Mais maus que bons, porém sinceros
Leio poesia todos os dias – e não apenas no dia 21 de março. Escrevo também. Entre poemas bons e maus (mais maus que bons, porém sinceros), escrevo desde os meus treze anos de idade. Sobretudo nessa fase de limbo que é o adolescer, a poesia foi para mim uma forma de catarse. Entre uma rima e outra, resolvi problemas hormonais e amorosos, familiares e identitários, senti prazer e alívio, fui livre a cada verso.
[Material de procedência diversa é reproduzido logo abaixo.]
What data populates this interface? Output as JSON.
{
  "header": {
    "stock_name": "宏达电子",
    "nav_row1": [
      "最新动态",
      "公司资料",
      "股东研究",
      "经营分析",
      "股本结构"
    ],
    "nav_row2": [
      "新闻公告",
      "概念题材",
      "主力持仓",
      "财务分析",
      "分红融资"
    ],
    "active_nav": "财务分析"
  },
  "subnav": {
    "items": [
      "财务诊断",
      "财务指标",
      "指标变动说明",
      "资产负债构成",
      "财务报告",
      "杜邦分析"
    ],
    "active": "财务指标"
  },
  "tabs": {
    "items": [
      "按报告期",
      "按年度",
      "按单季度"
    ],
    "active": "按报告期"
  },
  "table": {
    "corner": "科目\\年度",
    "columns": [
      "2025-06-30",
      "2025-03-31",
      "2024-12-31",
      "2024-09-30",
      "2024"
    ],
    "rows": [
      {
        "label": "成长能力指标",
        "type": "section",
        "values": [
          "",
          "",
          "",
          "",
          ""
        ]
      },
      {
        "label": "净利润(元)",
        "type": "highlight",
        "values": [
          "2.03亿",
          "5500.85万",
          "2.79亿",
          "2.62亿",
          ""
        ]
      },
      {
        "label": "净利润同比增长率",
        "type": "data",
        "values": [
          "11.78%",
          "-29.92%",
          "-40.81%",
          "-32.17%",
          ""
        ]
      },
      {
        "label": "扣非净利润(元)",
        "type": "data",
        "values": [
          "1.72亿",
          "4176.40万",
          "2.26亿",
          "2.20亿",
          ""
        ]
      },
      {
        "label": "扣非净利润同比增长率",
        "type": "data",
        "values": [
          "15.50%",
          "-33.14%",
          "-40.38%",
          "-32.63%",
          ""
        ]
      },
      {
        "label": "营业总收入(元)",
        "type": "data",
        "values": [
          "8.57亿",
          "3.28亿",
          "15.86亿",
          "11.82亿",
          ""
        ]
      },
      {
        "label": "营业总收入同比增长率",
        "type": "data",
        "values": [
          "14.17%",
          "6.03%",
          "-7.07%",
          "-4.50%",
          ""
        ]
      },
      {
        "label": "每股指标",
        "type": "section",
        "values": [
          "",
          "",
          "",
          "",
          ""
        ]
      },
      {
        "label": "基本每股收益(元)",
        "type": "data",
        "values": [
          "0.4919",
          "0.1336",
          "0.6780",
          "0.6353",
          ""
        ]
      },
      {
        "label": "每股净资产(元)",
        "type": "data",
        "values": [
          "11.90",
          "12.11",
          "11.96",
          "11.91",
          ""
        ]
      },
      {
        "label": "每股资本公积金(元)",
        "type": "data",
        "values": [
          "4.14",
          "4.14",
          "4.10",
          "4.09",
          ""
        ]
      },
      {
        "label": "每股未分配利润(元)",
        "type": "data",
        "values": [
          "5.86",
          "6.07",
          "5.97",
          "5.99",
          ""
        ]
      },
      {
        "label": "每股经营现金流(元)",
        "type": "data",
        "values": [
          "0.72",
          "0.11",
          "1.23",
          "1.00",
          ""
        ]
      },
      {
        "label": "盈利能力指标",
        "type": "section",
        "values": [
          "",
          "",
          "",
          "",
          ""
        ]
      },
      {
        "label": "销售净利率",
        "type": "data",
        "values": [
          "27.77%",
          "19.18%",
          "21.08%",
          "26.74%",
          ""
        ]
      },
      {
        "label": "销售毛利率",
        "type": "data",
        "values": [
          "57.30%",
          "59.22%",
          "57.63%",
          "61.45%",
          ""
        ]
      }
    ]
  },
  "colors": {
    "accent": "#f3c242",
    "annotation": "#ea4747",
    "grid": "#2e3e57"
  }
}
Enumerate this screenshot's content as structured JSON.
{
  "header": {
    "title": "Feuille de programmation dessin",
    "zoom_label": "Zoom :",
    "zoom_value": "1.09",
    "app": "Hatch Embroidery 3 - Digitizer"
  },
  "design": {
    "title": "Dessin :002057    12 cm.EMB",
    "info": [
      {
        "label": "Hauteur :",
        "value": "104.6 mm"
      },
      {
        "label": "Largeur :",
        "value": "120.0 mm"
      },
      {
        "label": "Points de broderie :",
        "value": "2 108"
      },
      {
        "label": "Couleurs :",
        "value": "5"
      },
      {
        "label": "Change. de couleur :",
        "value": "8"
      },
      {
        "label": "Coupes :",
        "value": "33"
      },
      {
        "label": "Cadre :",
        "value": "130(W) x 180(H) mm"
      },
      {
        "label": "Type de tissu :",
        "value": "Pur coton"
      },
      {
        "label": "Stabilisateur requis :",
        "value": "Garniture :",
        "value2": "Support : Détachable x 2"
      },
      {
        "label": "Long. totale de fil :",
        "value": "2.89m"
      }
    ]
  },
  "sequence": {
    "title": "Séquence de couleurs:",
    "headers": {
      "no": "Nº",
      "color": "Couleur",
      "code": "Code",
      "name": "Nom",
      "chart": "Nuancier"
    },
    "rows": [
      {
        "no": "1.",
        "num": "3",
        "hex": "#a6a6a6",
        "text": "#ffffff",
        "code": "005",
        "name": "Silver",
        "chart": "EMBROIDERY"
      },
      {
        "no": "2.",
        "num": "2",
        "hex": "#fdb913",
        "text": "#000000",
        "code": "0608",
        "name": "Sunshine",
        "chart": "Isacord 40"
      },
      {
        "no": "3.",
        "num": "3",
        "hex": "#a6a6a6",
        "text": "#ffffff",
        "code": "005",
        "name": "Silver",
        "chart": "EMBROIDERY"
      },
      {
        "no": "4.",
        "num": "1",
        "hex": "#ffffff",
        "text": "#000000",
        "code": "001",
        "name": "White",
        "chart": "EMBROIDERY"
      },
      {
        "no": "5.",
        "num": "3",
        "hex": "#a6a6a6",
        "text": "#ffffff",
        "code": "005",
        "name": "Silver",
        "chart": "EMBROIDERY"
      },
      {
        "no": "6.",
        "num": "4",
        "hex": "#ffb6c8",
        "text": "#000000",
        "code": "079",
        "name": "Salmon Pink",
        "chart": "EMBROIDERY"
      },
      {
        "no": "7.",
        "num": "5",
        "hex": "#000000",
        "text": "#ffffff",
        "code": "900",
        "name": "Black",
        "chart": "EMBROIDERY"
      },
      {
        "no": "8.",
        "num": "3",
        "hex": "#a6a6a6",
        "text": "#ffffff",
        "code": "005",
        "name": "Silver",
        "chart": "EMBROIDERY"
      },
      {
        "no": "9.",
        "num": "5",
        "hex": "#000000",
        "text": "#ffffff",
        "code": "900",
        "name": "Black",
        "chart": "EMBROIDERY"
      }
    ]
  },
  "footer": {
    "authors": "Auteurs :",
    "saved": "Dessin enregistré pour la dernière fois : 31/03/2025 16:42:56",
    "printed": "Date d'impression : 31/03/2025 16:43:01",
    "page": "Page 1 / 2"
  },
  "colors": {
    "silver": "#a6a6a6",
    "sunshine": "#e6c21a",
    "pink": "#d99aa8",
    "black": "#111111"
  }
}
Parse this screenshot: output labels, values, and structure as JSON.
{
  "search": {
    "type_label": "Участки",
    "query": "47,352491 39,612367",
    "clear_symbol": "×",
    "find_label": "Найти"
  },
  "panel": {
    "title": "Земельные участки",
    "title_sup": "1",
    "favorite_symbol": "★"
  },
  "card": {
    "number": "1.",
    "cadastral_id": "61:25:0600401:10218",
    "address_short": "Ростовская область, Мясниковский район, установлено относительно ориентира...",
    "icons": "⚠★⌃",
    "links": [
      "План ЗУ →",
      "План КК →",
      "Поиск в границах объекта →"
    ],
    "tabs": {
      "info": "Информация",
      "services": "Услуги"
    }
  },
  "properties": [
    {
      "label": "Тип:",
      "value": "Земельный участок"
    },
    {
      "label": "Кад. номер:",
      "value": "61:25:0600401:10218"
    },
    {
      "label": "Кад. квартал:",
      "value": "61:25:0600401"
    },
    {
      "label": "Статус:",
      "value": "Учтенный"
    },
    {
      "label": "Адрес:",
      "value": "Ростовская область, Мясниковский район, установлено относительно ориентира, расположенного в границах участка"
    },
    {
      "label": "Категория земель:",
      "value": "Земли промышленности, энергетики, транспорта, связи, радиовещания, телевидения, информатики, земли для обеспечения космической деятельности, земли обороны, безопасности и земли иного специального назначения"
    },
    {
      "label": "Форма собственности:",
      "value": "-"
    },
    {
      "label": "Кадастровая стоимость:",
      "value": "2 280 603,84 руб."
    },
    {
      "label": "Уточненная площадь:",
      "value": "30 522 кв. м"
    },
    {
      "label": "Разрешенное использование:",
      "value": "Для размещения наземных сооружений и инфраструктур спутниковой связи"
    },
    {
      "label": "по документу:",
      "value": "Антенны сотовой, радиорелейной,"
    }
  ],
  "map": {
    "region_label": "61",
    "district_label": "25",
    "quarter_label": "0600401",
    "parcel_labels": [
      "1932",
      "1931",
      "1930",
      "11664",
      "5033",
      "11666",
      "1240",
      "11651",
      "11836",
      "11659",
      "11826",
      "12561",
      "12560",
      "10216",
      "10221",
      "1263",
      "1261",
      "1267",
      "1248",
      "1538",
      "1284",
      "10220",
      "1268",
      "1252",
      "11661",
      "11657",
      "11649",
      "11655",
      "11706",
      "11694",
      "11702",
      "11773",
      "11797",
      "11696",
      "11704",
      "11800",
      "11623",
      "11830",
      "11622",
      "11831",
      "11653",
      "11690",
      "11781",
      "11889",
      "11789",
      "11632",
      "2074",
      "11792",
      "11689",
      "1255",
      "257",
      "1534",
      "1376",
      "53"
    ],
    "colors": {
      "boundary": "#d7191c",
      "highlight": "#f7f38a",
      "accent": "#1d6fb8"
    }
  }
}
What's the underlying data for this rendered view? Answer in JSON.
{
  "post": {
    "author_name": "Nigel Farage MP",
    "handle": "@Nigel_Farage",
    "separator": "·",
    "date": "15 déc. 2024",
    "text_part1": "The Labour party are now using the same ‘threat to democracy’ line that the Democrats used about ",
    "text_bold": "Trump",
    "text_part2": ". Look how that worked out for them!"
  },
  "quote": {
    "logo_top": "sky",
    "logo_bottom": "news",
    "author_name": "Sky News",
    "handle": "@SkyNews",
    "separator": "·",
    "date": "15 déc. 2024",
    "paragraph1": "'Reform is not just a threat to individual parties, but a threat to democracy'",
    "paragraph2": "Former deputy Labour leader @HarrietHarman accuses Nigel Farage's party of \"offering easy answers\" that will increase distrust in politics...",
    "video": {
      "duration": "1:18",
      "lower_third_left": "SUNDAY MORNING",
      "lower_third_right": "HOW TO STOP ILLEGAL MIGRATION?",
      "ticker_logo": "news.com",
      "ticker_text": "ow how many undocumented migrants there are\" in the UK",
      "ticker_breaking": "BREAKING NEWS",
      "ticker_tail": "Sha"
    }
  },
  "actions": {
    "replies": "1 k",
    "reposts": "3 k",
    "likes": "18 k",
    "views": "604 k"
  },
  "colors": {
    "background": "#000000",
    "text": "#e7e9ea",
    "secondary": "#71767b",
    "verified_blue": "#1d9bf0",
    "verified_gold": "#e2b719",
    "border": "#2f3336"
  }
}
Desde que comecei a escrever poemas, sigo achando uma pena os mercados editoriais desprezarem os potenciais de circulação da poesia. Em minhas aulas de literatura, eu sempre dizia: quem aprende a ler poemas consegue penetrar qualquer texto… e não é verdade? A leitura do poema exige uma flexibilidade de pensamento e, ao mesmo tempo, desenvolve em quem lê um imaginário sempre mais plástico e mais profundo, uma percepção menos gratuita do mundo, um refinamento dos sentidos e da realidade por eles captada. Qualquer outro gênero literário, de uma forma ou de outra, acaba por entregar um pouco mais de sentido a quem lê. A poesia não… ela convoca o sujeito a um movimento doloroso e intenso de coprodução de significado. Isso não é fácil, principalmente nestes tempos de imposição semiótica do imagético – esta máquina de fazer preguiça. Talvez por isso a poesia não venda tanto: ela não se entrega aos facilitismos deste sistema econômico que emporcalha o universo editorial.
No início do ano, por casualidade, topei com uma amiga espanhola num café que não frequento muito. No decorrer da prosa, comentei que escrevo poesia, que lancei um livro recentemente etc. Ela ficou muito feliz, como é praxe, e logo me fez o seguinte comentário: “Um amigo da minha mãe também escreve poesia. Ele é um homem assim… muito doído, muito sensível. Parece que, para ser poeta, a pessoa precisa ter uma dor essencial, uma melancolia profunda…”. Bom, optei por dar uma risada efêmera e não refutar a percepção romântica dessa minha amiga (afinal, estávamos num café e não numa das minhas aulas de literatura).
O que me move em direção à escrita não é uma dor essencial ou uma melancolia profunda. O que acontece comigo foi vivido e enunciado pela implacável Carolina Maria de Jesus: como todas as pessoas que escrevem, sinto-me constantemente impelido pelo que ela chamava de “pensamento poético”, essa vontade contínua de escrever sobre tudo, essa afetação que me faz pegar a caneta e resolver um incômodo na escrita.
Poesia exige prática. Muita prática. E quando pegamos o gosto, já era: o vício está cumprido. Ainda assim, ando entre versos bons e maus (mais maus que bons, porém sinceros).